Though leaders provided no timeline for other returnees, many work-permit holders and work-permit-exempt residents assumed that they would be next.

But until this month no information was released on the subject, and frustration grew as expatriate workers and their employers struggled to plan around a lack of information.

Then early this month, the government announced in a peculiar statement that permit holders and permit-exempt residents would not be allowed to return “at this time.” Once again, no plan or timeline was provided for the way forward.

Premier Andrew Fahie defended the decision with explanations that seemed calculated more to stoke disunity than to actually provide information. He complained, for instance, that some expatriates had balked at paying their own re-entry costs, and he noted that many Virgin Islanders who graduated recently are seeking work.

But permit holders, like Virgin Islanders, are taxpayers, and it is unfair to deprive them of the same taxpayer-funded services provided to other returnees who have re-entered free of charge. Moreover, banning expatriates’ return now will not solve the employment crisis or make up for the government’s longstanding failure to properly enforce labour laws requiring employers to give preference to Virgin Islanders and belongers.

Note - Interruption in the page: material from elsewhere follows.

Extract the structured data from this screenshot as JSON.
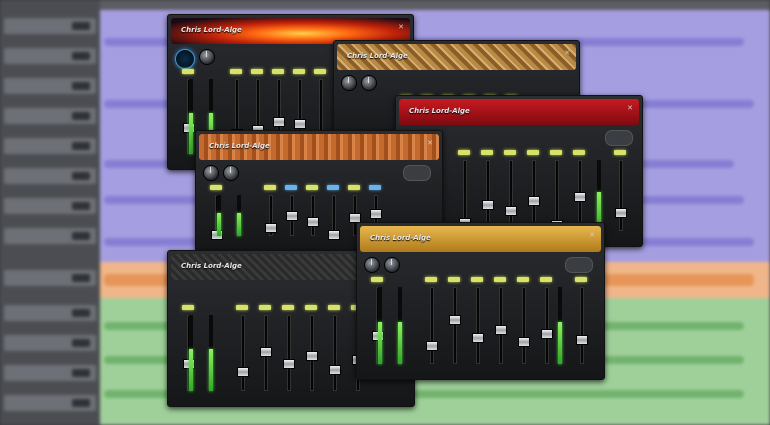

Such arguments were made widely in response to the premier’s announcement, and on Aug. 14 the government reversed course, announcing a plan to allow expatriates to return starting Sept. 1 — albeit by paying their own way as of Oct. 1. We were glad for this announcement, though disheartened about the high fees.

Moving forward, we hope that all returnees can be processed as efficiently as possible without compromising the territory’s safety.

Currently, expatriates stuck abroad include people who are separated from their spouses and children; people who have lived here for decades and invested heavily in the territory; highly skilled workers who are essential to the proper functioning of VI businesses and cannot easily be replaced; and renters who still must pay for accommodations that house only their belongings.

Besides the personal cost, the health of the business sector is at stake, as is the territory’s reputation.

It is disappointing that the government took five months after the border closure to put forward a strategy that allows everyone — including expatriate workers and their employers — to plan accordingly. But we are glad that it is here now.

As a next step, the government should also provide a roadmap for the reopening of tourism.

Leaders are to be commended for apparently keeping the Covid-19 rate very low so far, and we understand that continued caution is a must. But nothing precludes them from working with the community to discuss and publicise more information about their plans for the future.

In this case, silence is not golden.

 

This editorial has been updated from the version published in the Beacon’s Aug. 13, 2020 print edition in order to reflect the government’s Aug. 14 announcement that expatriates would be permitted to return starting Sept. 1.